Most of them were arrested during a book club meeting where one of the books on the line-up was about non-violent resistance to repressive regimes.
The activists maintained throughout their trial that they were peaceful campaigners for the departure of dos Santos, who has been in power since 1979.
“Release warrants under house arrest were issued on behalf of 17 applicants effective from today [Wednesday],” the Supreme Court in Luanda said in a statement.
One of the accused remained in prison to serve a four-month sentence for a contempt of court offence imposed during the trial.
“They sentenced innocent people. Justice has been done.
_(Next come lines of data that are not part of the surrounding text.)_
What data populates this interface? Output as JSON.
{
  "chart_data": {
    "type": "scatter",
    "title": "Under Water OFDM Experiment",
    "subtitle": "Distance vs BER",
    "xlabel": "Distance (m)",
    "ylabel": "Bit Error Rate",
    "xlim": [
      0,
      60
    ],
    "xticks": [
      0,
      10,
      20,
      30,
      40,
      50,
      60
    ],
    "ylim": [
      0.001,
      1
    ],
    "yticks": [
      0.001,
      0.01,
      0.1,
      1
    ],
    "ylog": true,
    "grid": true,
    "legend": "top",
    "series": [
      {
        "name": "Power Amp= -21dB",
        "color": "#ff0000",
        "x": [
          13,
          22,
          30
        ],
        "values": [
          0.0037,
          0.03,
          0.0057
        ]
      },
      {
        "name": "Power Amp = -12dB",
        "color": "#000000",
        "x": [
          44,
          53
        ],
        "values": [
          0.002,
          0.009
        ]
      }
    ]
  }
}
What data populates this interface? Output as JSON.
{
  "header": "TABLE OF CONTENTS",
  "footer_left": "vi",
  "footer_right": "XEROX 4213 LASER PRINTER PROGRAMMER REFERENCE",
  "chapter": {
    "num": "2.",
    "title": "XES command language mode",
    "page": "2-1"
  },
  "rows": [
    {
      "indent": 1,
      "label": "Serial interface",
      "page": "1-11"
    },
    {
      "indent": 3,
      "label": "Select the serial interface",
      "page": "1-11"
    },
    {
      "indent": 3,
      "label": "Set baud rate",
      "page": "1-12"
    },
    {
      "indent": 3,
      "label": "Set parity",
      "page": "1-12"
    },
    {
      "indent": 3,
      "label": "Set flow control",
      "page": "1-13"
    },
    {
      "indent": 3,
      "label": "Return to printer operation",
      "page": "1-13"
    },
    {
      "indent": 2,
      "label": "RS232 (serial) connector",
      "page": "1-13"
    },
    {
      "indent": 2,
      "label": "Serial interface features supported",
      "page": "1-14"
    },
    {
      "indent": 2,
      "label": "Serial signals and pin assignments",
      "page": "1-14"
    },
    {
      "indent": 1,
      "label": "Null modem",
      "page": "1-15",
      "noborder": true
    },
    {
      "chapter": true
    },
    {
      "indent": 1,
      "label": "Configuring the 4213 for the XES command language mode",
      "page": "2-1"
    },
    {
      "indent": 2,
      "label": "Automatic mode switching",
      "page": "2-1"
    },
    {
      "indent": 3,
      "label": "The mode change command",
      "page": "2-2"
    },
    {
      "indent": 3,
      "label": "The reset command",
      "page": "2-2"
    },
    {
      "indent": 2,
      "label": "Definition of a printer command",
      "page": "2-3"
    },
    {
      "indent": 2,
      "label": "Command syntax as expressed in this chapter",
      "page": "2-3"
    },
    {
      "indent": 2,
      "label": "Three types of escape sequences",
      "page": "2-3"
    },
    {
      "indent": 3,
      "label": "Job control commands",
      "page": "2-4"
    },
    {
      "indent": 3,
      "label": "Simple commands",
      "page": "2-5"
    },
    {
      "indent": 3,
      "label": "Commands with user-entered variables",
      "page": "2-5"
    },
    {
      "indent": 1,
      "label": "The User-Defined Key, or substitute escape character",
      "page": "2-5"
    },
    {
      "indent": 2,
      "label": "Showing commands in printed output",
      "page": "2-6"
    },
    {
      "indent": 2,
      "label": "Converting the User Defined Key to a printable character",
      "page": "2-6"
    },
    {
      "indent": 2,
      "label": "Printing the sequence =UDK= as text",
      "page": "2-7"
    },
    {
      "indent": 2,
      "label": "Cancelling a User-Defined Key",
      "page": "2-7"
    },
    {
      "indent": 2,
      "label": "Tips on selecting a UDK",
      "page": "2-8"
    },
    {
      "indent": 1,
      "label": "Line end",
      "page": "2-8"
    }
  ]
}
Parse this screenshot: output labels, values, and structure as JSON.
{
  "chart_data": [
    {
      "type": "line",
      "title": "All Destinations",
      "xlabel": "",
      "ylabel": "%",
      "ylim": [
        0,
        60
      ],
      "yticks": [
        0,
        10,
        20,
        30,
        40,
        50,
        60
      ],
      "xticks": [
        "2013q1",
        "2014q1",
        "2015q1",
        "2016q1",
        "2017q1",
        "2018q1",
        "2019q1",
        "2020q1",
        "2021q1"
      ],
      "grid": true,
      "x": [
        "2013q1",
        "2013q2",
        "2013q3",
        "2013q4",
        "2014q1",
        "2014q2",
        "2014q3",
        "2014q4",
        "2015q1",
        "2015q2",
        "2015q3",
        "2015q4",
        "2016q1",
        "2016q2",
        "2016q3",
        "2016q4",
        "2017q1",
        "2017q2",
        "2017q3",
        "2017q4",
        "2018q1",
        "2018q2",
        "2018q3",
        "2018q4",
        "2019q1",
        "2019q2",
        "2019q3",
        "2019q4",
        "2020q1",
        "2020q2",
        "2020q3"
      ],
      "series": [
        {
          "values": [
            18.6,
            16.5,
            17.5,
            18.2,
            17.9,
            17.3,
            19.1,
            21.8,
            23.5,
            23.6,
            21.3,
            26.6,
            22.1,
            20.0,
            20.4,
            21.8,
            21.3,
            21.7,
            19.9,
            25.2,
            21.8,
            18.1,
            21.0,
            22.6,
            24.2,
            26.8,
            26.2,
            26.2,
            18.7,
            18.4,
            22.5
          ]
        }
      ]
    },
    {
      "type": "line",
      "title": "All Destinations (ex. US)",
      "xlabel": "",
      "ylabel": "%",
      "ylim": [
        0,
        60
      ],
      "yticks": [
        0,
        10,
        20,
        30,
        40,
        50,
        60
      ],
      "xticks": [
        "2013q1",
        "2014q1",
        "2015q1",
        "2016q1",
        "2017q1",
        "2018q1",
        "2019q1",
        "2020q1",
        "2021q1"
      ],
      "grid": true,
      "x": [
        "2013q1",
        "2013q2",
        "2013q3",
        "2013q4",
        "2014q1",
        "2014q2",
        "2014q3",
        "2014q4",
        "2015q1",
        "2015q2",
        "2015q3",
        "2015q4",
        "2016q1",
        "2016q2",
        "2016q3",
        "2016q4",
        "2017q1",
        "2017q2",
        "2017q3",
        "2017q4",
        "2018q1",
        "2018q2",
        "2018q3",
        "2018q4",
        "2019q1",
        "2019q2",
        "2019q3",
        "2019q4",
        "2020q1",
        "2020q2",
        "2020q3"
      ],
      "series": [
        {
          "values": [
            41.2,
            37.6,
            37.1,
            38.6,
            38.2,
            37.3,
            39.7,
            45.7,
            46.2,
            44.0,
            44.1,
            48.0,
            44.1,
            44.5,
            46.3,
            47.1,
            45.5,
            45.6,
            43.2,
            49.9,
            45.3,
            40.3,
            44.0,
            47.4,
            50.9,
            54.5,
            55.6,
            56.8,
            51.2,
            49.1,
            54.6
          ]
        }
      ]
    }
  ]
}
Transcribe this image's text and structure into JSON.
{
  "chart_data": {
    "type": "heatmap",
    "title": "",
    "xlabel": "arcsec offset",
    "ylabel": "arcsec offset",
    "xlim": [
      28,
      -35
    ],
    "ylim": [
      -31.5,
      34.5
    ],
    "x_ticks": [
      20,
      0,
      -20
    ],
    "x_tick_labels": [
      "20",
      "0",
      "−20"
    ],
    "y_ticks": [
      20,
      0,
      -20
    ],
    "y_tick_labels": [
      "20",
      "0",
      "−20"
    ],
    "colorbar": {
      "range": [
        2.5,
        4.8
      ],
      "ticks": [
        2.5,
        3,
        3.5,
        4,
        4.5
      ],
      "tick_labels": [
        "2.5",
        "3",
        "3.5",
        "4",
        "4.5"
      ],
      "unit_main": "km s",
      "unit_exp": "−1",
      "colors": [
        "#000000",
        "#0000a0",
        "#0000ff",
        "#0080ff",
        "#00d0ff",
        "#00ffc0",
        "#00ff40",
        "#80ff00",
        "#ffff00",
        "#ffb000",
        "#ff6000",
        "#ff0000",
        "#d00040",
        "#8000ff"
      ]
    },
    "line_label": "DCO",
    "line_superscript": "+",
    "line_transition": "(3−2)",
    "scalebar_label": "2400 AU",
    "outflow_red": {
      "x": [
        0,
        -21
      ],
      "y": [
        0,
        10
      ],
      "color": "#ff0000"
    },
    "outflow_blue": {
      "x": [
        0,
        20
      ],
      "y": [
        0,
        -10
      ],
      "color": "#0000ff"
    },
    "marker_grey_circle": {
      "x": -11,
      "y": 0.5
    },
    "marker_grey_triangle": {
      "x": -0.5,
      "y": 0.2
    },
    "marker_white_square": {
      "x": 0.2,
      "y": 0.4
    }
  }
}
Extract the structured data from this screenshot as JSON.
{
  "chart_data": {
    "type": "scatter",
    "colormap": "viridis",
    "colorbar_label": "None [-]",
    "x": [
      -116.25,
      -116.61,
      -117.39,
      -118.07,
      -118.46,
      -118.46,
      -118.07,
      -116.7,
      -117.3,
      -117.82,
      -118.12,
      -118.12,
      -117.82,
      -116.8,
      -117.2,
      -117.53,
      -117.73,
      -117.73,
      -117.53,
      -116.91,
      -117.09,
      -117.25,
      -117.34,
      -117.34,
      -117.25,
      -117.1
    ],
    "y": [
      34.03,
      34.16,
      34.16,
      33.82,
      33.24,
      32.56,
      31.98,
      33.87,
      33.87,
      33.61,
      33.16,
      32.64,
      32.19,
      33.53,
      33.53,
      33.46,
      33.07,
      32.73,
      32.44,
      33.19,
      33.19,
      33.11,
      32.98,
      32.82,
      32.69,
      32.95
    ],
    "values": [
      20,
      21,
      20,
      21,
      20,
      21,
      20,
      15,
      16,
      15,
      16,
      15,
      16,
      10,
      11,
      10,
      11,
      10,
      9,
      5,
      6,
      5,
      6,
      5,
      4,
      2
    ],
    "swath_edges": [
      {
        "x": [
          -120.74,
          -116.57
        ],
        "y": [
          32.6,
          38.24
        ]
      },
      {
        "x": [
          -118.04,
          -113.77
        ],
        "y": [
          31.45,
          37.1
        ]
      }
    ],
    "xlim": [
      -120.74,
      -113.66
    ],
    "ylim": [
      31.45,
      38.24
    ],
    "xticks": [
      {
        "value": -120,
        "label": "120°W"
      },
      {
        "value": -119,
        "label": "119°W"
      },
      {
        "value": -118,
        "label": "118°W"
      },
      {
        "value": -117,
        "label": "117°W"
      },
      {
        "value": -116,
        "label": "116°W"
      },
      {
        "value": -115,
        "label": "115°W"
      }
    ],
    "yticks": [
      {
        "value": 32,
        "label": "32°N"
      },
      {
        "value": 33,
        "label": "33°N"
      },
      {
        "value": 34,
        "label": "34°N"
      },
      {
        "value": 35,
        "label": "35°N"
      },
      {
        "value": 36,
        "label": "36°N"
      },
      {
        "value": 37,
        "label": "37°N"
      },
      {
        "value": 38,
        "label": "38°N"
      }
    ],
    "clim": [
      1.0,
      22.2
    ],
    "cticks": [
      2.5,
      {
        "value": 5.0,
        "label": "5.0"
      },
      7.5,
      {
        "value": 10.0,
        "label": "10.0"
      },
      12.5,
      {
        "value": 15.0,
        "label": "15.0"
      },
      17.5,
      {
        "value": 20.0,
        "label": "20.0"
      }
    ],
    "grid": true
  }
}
The struggle continues,” the activists chanted as they left prison late Wednesday.
The ruling overturns sentences ranging from two to eight years in prison, which were handed down at the end of a lengthy trial in March amid complaints about political repression.
Luaty Beirao, went on hunger strike for over a month last year to his detention.
Beirao, who holds dual Portuguese and Angolan nationality, has a loyal fan base in Portugal, Angola’s former colonial ruler.
As supporters waited for the activists to leave prison, defence lawyer Francisco Miguel Michel said he was “very happy”.
“Any court concerned with the application of justice would have ruled the same,” he said, insisting his clients are “committed no crime”.
Human Rights Watch researcher Zenaida Machado said the ruling was “long overdue”.
“The order should have been given immediately after the verdict in March… I am satisfied that the Supreme Court is upholding the law of the country,” she said.
The 17 had been charged with “preparatory acts of rebellion” and “criminal conspiracy”.
Earlier this month, rallies were held in several cities around the world to mark one year since their detention.
Prominent independent journalist and campaigner Rafael Marques said the group should never have been arrested.
“Their release was a political decision as a result of public pressure,” he added.
Rights groups say activists in Angola, Africa’s second-largest oil producer, are being increasingly targeted by the government.